Henry David Thoreau was a poet, but published a lot of his journals, and when I started studying him this year, it sparked a sudden interest in non-fiction writing for me. Most famously, Thoreau wrote Walden, his journals of a period he spent living in the woods, apart from society, and it’s considered a classic of American literature. This is such a good example of diaries as real, fancy-pants literature. It’s all polished up, of course, stuff that he wrote in the moment and then corrected and smoothed out later, before publishing, but it’s still worth looking at. Thoreau was fascinated by science – especially nature and biology – so the approach to the whole Walden project can be seen as similar to a scientific experiment, but applied to philosophy and how people live. Thoreau here puts his money where his mouth is, and weaves his life and his work together, and that’s an approach to writing journals that we can take from Thoreau. Walden is an example of complete expression, something that Thoreau obviously put a lot of work into and something to be proud of, and writing a journal gives one a lot to be proud of. Even the most unwilling to write can build up a really prolific body of work, without it even really feeling like working. You can write whatever you want to write, within this framework of stability that you’ve set out for yourself. My favourite way of looking at a diary is still as pages and pages of pure blank freedom, that slowly become a piece of the writer themselves.

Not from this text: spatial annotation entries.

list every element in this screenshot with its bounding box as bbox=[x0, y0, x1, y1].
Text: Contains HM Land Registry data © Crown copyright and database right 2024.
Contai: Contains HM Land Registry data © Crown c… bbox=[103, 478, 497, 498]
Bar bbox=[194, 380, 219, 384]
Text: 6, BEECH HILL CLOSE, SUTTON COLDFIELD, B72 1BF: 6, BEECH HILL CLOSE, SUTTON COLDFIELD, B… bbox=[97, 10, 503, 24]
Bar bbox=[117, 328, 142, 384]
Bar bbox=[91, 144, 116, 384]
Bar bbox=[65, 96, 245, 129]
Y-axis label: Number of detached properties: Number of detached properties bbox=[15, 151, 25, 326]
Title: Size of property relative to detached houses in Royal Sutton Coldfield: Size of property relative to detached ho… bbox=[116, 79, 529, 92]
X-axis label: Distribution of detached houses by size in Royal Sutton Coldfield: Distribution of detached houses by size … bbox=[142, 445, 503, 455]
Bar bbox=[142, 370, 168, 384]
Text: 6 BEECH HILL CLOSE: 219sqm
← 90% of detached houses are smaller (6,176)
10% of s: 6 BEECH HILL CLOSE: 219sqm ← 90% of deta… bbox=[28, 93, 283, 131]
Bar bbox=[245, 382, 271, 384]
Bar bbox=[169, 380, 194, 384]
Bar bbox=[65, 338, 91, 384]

I guess there’s no conclusion that I can come to that’s not completely trite and obvious, but the bottom line when it comes to keeping diaries is that there is beauty in the individual special-little-snowflakeness of someone’s journal. Diaries are kind of like rice, they’re just blank, plain things that, with the right additions and flavourings, can be moulded into the most interesting, satisfying things, but even on their own, before being touched, they’re still so intensely blank and empty that you can’t help but being filled with hope and excitement about all the things that you can write inside them, even if I am moving way away from my rice analogy. It’s one of those things that everyone approaches differently- this year I am living with a girl who writes one page every evening, a regularity which I could never enforce up on myself, and I can only wonder about what her journal is like to read. And every time I read someone else’s – the examples in this list being key – it just fills me with a strange sort of joy, a joy that comes from the confirmation that what I spend so much time and effort doing is really worth something, whether it’s art or work or whatever. Again, I have to say, I’m sorry about all the Disney movie sentiments that are drawing this article to a close, but in my defence, I did not know, when I started, that it was going to end this way. That’s just how it goes when you try to fill up a blank page.